Welke mijlpalen zijn er bereikt?

“In regio Haaglanden is een team van regiocoördinatoren voor alle 5 de ketenaanpakken opgezet. We zijn allemaal relatief nieuw in onze rol, maar de samenwerking is sterk. We hebben ook goede verbinding met andere aanpakken en thema’s binnen GGD Haaglanden, zoals Vitaal Ouder Worden. Ook is er een prettige samenwerking met de afdeling gezondheidsbevordering, beleid & advies en epidemiologie. We weten elkaar steeds beter te vinden en leren van elkaar.”

“Voor de zomer hebben we de officiële kick-off voor regionale samenwerking ketenaanpak valpreventie gehad. Met elkaar hebben we een regionale visie neergezet. We hebben de uitdagingen voor de regio geprioriteerd. Valrisicobeoordeling is door alle partijen op nummer één gezet. We gaan nu met zorgverzekeraar CZ, Hadoks en Eerstelijns Zorg Zoetermeer (EZZ), gemeenten en overige ketenpartners met elkaar verkennen welke mogelijkheden er zijn voor senioren met hoog valrisico. We verwachten hier al snel concrete stappen in te kunnen maken, zodat de ketenaanpak valpreventie in regio Haaglanden Gezonder voor elke senior toegankelijk is. Dus voor zowel senioren met laag, matig én hoog valrisico. Ook werken we aan het inrichten van monitoring, om te kunnen meten wat de effecten zijn en of het aanbod goed aansluit bij de vraag.

Wat zijn de grootste uitdagingen?

“Bewustwording en communicatie. Zowel naar de doelgroep senioren als naar en tussen professionals. Senioren voelen zich vaak niet aangesproken op het begrip ‘valpreventie’. Daarom hangen we onze communicatie liever op aan termen als ‘vitaal ouder worden en gezond en positief ouder worden’. Daarnaast moeten professionals in het sociaal en medisch domein goed weten wie wat doet. Spreken we dezelfde taal? Weten we hoe we iemand moeten doorverwijzen? En dat geldt ook voor de registratie: als we willen monitoren en bijsturen, moeten we weten wat we meten.”

Jullie gebruiken ook een innovatieve tool: de Smart Floor. Wat is dat?

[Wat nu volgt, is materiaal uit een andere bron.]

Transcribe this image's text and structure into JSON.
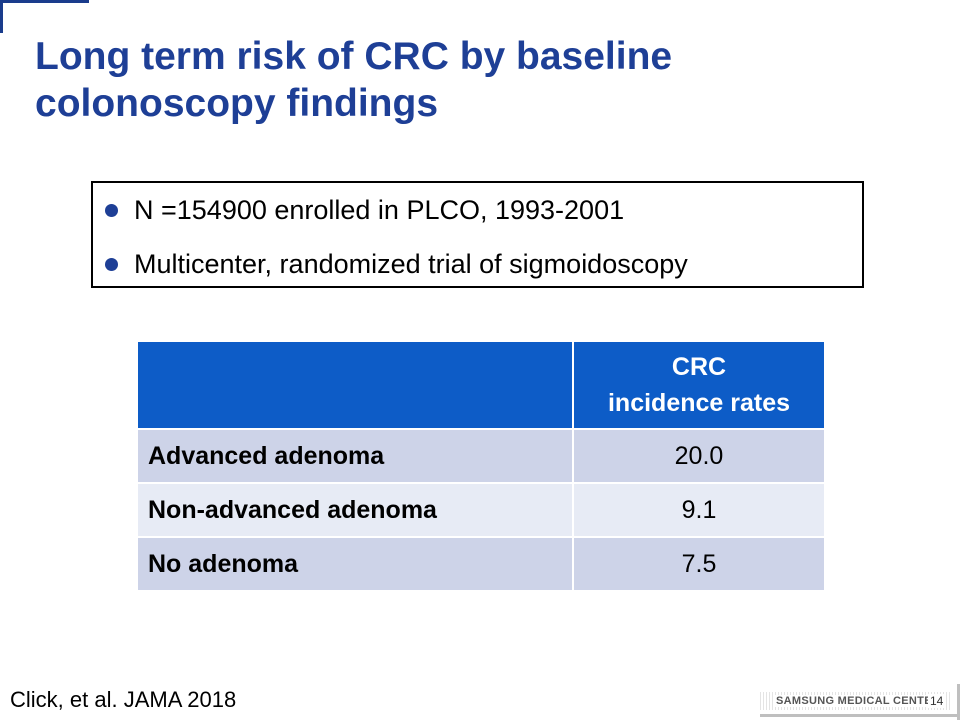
{
  "slide": {
    "title": "Long term risk of CRC by baseline colonoscopy findings",
    "bullets": [
      "N =154900 enrolled in PLCO, 1993-2001",
      "Multicenter, randomized trial of sigmoidoscopy"
    ],
    "reference": "Click, et al. JAMA 2018",
    "brand": "SAMSUNG MEDICAL CENTER",
    "page_number": "14"
  },
  "table": {
    "header": {
      "col1": "",
      "col2_line1": "CRC",
      "col2_line2": "incidence rates"
    },
    "rows": [
      {
        "label": "Advanced adenoma",
        "value": "20.0"
      },
      {
        "label": "Non-advanced adenoma",
        "value": "9.1"
      },
      {
        "label": "No adenoma",
        "value": "7.5"
      }
    ]
  },
  "colors": {
    "title": "#1e3f96",
    "table_header": "#0d5cc7",
    "row_odd": "#cdd3e8",
    "row_even": "#e7ebf5"
  }
}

“De Smart Floor meet looppatroonparameters en geeft zo een inschatting van het valrisico. Het leuke is: senioren zijn nieuwsgierig en stappen er sneller op af dan wanneer je alleen een vragenlijst afneemt om het valrisico in te schatten. Het lopen over de Smart Floor is dus een goede gespreksopener. Wel geldt: alleen de uitslag van die vloer bepaalt niets. Het gesprek in combinatie met de vragenlijst van de Valrisicotest, geven de doorslag. Op deze manier krijgen senioren het juiste advies over valpreventie, passend bij hun valrisico en worden zij naar het juiste (beweeg)aanbod verwezen.”

Welke ambitie heb je voor de tweede helft van 2025?

“We werken de gezamenlijke visie op het gebied van valpreventie verder uit via regionale werkgroepbijeenkomsten met concrete doelstellingen. Ook gaan we met epidemiologen van de GGD kijken naar monitoring en evaluatie. We willen niet alleen meten hoeveel senioren we bereiken, maar ook of het aanbod aansluit en wat het oplevert voor de senioren zelf. Denk aan effecten op beweeggedrag, ervaren gezondheid en motivatie.”